On Sun, Sep 14, 2008 at 5:56 AM, Thomas M. DuBuisson
What would theorem proofs do for me? Imagine if you used SmallCheck to exhastively test the ENTIRE problem space for a given property. Now imagine you used your brain to show the programs correctness before the heat death of the universe...
Proofs are not features, nor are they code. What you prove is entirely up to you and might not be what you think. Take, for example, the issue of proving a sort function works correctly [1].
I'm not saying this to discourage complete proofs, but just cautioning you that proving something as unimportant and IO laden as an IRC bot probably isn't the best example. Do see the linked PDF, and [2] as well.

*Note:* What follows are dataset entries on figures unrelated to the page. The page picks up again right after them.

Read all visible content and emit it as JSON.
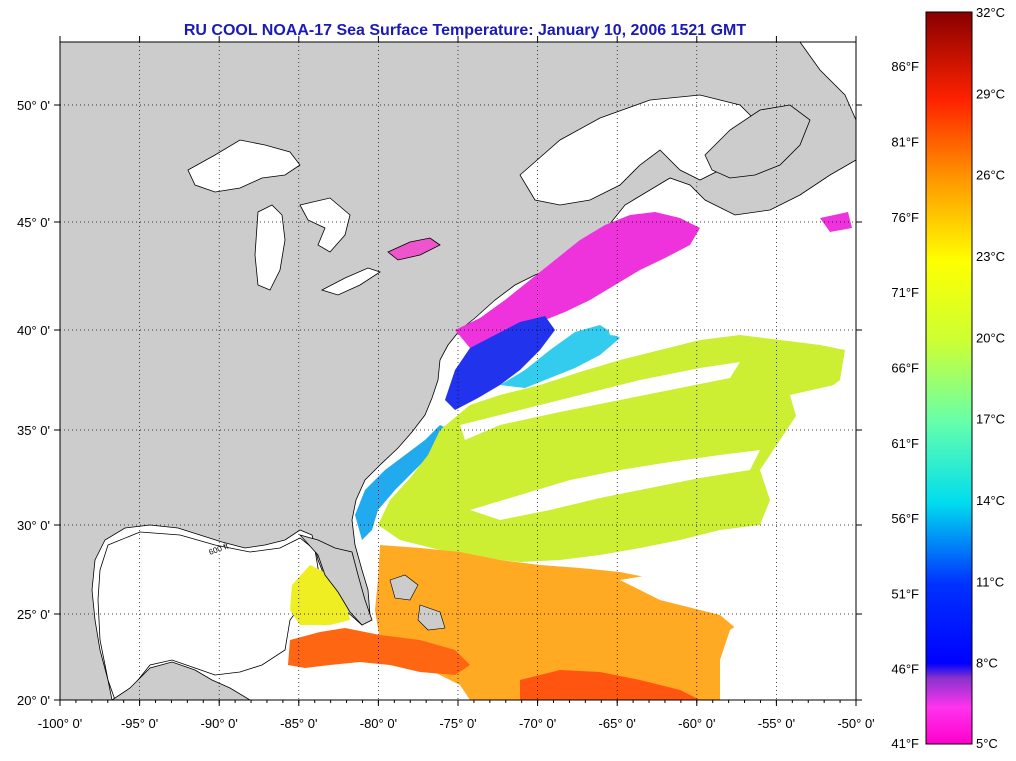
{
  "title": "RU COOL  NOAA-17  Sea Surface Temperature:  January 10, 2006 1521 GMT",
  "lon_labels": [
    "-100° 0'",
    "-95° 0'",
    "-90° 0'",
    "-85° 0'",
    "-80° 0'",
    "-75° 0'",
    "-70° 0'",
    "-65° 0'",
    "-60° 0'",
    "-55° 0'",
    "-50° 0'"
  ],
  "lon_values": [
    -100,
    -95,
    -90,
    -85,
    -80,
    -75,
    -70,
    -65,
    -60,
    -55,
    -50
  ],
  "lat_labels": [
    "50° 0'",
    "45° 0'",
    "40° 0'",
    "35° 0'",
    "30° 0'",
    "25° 0'",
    "20° 0'"
  ],
  "lat_values": [
    50,
    45,
    40,
    35,
    30,
    25,
    20
  ],
  "colorbar": {
    "celsius_labels": [
      "32°C",
      "29°C",
      "26°C",
      "23°C",
      "20°C",
      "17°C",
      "14°C",
      "11°C",
      "8°C",
      "5°C"
    ],
    "celsius_values": [
      32,
      29,
      26,
      23,
      20,
      17,
      14,
      11,
      8,
      5
    ],
    "fahrenheit_labels": [
      "86°F",
      "81°F",
      "76°F",
      "71°F",
      "66°F",
      "61°F",
      "56°F",
      "51°F",
      "46°F",
      "41°F"
    ],
    "fahrenheit_values": [
      86,
      81,
      76,
      71,
      66,
      61,
      56,
      51,
      46,
      41
    ],
    "min_c": 5,
    "max_c": 32
  },
  "contour_label": "600 ft",
  "colors": {
    "land": "#cccccc",
    "ocean_nodata": "#ffffff",
    "title": "#1a1ab8",
    "grid": "#000000"
  }
}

Oh, and for examples where people should have used FM, search for 'ariane 1996' or the gulf war patriot missle failure
TomMD
[1] http://www.cl.cam.ac.uk/~mjcg/Teaching/SpecVer1/Lectures/pslides07x4.pdf [2] http://users.lava.net/~newsham/formal/reverse/
One thing have always bugged me: how do you prove that you have correctly proven something? I mean, when I write a code I'm formaly stating what I want to happen and bugs happen. If I try to prove some part of the code I write more formal text (which generally isn't even checked by a compiler); how can I be sure that my proof doesn't contain bugs? Why would it make my program less error-prone? Is there any article that tries to compare heavy testing with FM?